Au début de son précédent film, Us, c’étaient les lapins. Cette fois, c’est un chimpanzé, ensanglanté, en prologue, qui sera la prémisse d’une scène géniale, unique flashback situé au beau milieu du film. Passé maître pour tisser la toile d’un grand divertissement dans une maestria de mise en scène, pour son troisième film, Jordan Peele retrouve Daniel Kaluuya, le protagoniste de Get Out, et distille ses indices.

Daniel Kaluuya, en plein néo-western dans Nope de Jordan Peele.

Au début, on n’y croit pas trop, en supportant comme lui la spontanéité un peu trop relou de sa soeur (Keke Palmer), alors qu’il reprennent en orphelins le ranch familial. Lui est plutôt du genre flegmatique, à savoir dresser les chevaux sur les tournages… Jusqu’à ce que des « phénomènes » anormaux se produisent, comme aurait dit un certain M. Night Shyamalan. Et cette fois on va commencer à y croire.

Steven Yeun, un représentant des minorités dans Nope de Jordan Peele.
Steven Yeun, génial acteur coréen vu dans Okja de Bong Joon-Ho ou Burning de Lee Chang-Dong.

Nope, créature céleste


Car Nope est un film de leurres destinés à célébrer tous les pouvoirs du cinéma, du sang déversé sur les escaliers en hommage au Shining de Kubrick, jusqu’à Steven Yeun, fabuleux acteur coréen aperçu chez Bong Joon-Ho ou dans Burning de Lee Chang-Dong. Ici, il campe un drôle de cowboy aux enfants facétieux, faisant son show au quelque public qui reste dans le désert californien…

Mais au-delà d’une célébration du cinéma aux séquences souvent époustouflantes, ce divertissement fantastique au sens propre croisant ovnis, teenage comédie ou western, est surtout un portrait alternatif et paradoxalement très réaliste de l’Amérique d’aujourd’hui. Précisément à travers celles et ceux qui lui étaient restées en marge, du cowboy immigré à la soeur lesbienne en passant par le black mort en laissant son ranch à ses enfants.

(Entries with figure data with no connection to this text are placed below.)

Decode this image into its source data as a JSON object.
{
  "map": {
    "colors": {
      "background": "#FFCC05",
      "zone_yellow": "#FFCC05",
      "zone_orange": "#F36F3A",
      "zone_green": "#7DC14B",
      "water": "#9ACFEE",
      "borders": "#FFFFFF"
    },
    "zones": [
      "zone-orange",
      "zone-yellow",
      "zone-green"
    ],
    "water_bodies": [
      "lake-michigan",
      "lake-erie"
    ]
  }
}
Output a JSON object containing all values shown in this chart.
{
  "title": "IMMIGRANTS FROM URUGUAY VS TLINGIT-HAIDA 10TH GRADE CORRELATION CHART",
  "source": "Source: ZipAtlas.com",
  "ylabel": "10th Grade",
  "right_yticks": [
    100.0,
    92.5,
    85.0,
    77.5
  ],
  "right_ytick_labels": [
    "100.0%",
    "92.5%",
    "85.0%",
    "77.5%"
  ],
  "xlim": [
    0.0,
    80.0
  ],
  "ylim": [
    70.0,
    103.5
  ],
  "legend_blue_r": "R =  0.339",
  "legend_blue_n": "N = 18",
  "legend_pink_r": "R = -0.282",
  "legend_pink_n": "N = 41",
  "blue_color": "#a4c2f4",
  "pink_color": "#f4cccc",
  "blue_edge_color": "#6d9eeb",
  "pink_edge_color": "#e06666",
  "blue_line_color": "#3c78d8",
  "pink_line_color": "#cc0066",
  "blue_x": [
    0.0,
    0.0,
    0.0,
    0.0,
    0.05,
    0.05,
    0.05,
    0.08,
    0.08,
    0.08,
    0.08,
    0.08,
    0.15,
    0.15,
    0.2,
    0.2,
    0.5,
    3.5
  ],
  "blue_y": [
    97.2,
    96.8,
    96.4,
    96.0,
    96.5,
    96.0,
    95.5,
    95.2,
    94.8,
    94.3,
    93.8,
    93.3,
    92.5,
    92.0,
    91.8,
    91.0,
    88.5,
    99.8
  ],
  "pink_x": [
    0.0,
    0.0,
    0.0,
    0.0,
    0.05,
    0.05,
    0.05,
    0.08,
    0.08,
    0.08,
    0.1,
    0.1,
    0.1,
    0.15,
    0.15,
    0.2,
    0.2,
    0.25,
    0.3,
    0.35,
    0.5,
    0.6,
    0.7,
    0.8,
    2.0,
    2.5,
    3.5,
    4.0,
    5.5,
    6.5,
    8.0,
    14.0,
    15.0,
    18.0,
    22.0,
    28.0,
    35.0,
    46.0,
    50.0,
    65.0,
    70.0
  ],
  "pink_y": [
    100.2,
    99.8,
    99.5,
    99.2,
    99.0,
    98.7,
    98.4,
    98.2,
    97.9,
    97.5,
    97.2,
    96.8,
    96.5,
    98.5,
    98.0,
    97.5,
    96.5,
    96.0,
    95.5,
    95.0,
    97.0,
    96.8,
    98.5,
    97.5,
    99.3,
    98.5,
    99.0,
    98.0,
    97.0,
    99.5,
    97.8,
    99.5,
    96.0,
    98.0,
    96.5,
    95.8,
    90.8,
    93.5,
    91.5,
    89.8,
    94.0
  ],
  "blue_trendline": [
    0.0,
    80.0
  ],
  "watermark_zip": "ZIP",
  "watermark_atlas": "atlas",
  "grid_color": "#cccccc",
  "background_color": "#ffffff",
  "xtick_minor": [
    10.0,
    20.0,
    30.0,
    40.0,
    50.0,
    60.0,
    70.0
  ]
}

Trouée dans le ciel et rencontres du Troisième type dans Nope.

La grande qualité de Jordan Peele, c’est de laisser ces pistes de réflexions politiques implicites, tout en les intégrant à un divertissement d’un nouveau genre, « délicieusement débile”, à la recherche de “l’image impossible”. Visibilité des minorités, relecture des mythes hollywoodiens et américains, nouvelle histoire du cinéma à partir des images de Muybridge de l’homme noir à cheval sur lequel s’inscrit le générique.

Nope, phénomènes du Troisième Type

Avec en prime la satire sociale du paraître et du tout-technologique, ça fait parfois beaucoup sur 2h10 dans ce qu’on pourrait appeler ces Phénomènes du Troisième type, quelque part entre Shyamalan et Spielberg. Mais ce Nope titré comme un “ben non” adressé à l’industrie hollywoodienne qui voudrait toujours plus de formatage, reste un objet cinématographique non identifié hautement jouissif et poétique.

Surtout lorsqu’une créature céleste mi-aérienne mi-aquatique qui aspire tout ce qui passe vient flasher tout ce beau monde d’une lanterne magique pendue à un nuage, comme un premier cliché des frères Lumière, si seulement ils avaient été équipés d’un drone… Splendide.

Nope de Jordan Peele (EU, 2h10) avec Daniel Kaluuya, Keke Palmer, Steven Yeun, Brandon Perea, Michael Wincott… Sortie le 10 août. Désormais disponible sur Netflix.

Jordan Peele sur le tournage de Nope, son troisième film.
Jordan Peele sur le tournage de Nope.